The passenger seat of a car my sister is driving as we dissect our shared childhood is the most comfortable place in the world. She’s in charge, does everything, and my only job is to bring the music—I’m going through a Ricky Nelson phase—and keep her awake. I am the flighty twin. She’s the one who drives cars and gives birth and bakes pies. She rolls her eyes when I tell this story, because it ends with me saying, “And I was the special surprise baby,” but our parents didn’t know they were having twins. In the womb, Amy and I had the same heartbeat. Mom gave birth to Amy, and the doctor said, “There’s another one in there.” It’s silly, but I think knowing that has been the driving force of my whole life. I always thought of myself as the extra kid. Not in a bad way, I just thought Amy could do everything a daughter is supposed to do—go hunting and produce a grandchild—and anything I could contribute to my parents’ parental hopes would be gravy, a bonus.

Lately, the contrast between my life and my sister’s has widened. A few months ago she moved from Bozeman, the relatively urbane college town where we grew up, to a remote county in the middle of Montana that boasts of hosting “more deer and elk than people.” Amy’s husband, a soil scientist, got transferred there. Employed by the U.S. Department of Agriculture, my brother-in-law is the only person I know who’s still making money off the New Deal.

When I went to visit my sister’s family, the first thing I saw upon entering her “town” was a bunch of tumbleweeds blowing down Main Street. It’s a two-hour drive from any sort of civilization. The closest attraction is an abandoned mining camp about which a historical marker states, “The Silver Panic of 1893 caused the town to die a rapid death.”

Amy’s house, which looks out at a ring of mountains and sits next to a Forest Service road perfect for hiking, is just the sort of isolated mountain home that city folks dream about when the car alarms go off.
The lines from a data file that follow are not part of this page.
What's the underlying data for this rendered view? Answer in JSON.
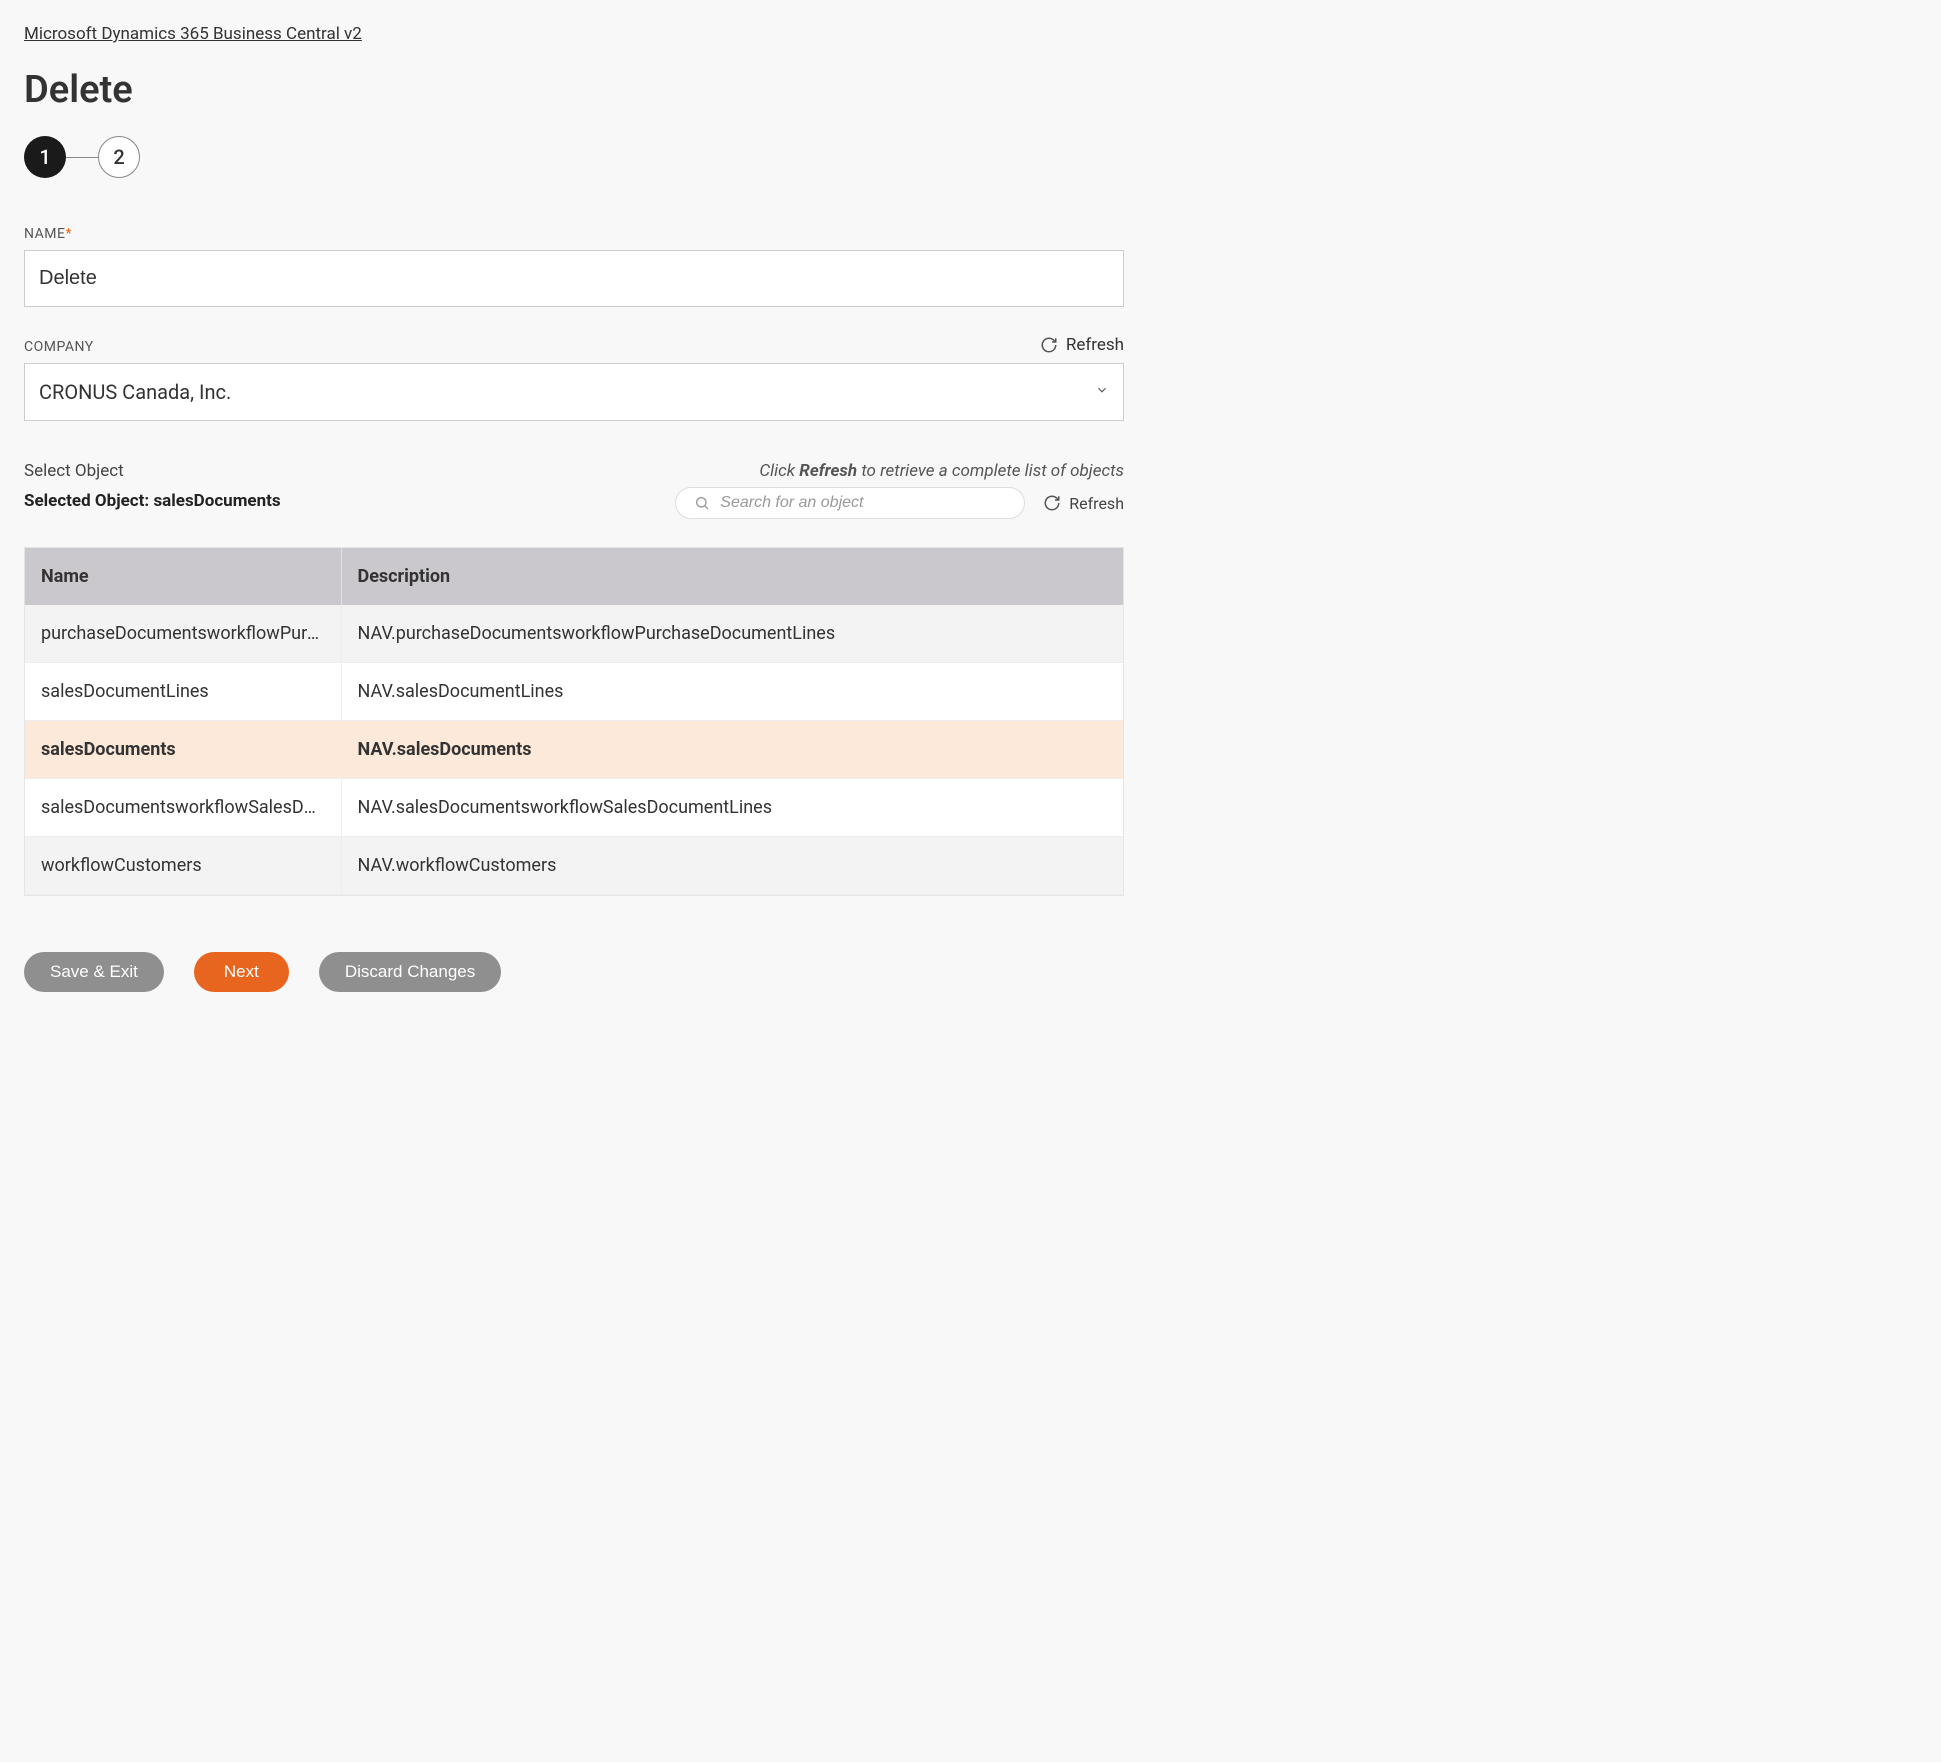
{
  "breadcrumb": "Microsoft Dynamics 365 Business Central v2",
  "pageTitle": "Delete",
  "stepper": {
    "step1": "1",
    "step2": "2"
  },
  "nameField": {
    "label": "NAME",
    "value": "Delete"
  },
  "companyField": {
    "label": "COMPANY",
    "value": "CRONUS Canada, Inc."
  },
  "refreshLabel": "Refresh",
  "selectObject": {
    "label": "Select Object",
    "selectedPrefix": "Selected Object: ",
    "selectedValue": "salesDocuments",
    "hintPrefix": "Click ",
    "hintBold": "Refresh",
    "hintSuffix": " to retrieve a complete list of objects",
    "searchPlaceholder": "Search for an object"
  },
  "table": {
    "headers": {
      "name": "Name",
      "description": "Description"
    },
    "rows": [
      {
        "name": "purchaseDocumentsworkflowPurc…",
        "description": "NAV.purchaseDocumentsworkflowPurchaseDocumentLines",
        "selected": false
      },
      {
        "name": "salesDocumentLines",
        "description": "NAV.salesDocumentLines",
        "selected": false
      },
      {
        "name": "salesDocuments",
        "description": "NAV.salesDocuments",
        "selected": true
      },
      {
        "name": "salesDocumentsworkflowSalesDoc…",
        "description": "NAV.salesDocumentsworkflowSalesDocumentLines",
        "selected": false
      },
      {
        "name": "workflowCustomers",
        "description": "NAV.workflowCustomers",
        "selected": false
      }
    ]
  },
  "footer": {
    "saveExit": "Save & Exit",
    "next": "Next",
    "discard": "Discard Changes"
  }
}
On the other hand, I called her one morning and asked what she was up to and she answered, “Making bagels.” It took me a second to figure out that she was actually
making bagels
, because she can’t buy them there so she’s boiling the dough from scratch just like the pioneers used to do.

One of the interesting effects of my sister’s move to nowhere is that we’ve never been closer. Partly that’s because I’m worried about her stuck out there so I call her all the time, but it’s also because, curiously, we now have so much in common. Our common bond is that we both live in extreme places where, if you’re at all given to reflection, you constantly question where and how you live. In Manhattan, I lack spaciousness and nature and quiet; in the sticks, she lacks choices and culture and bagels.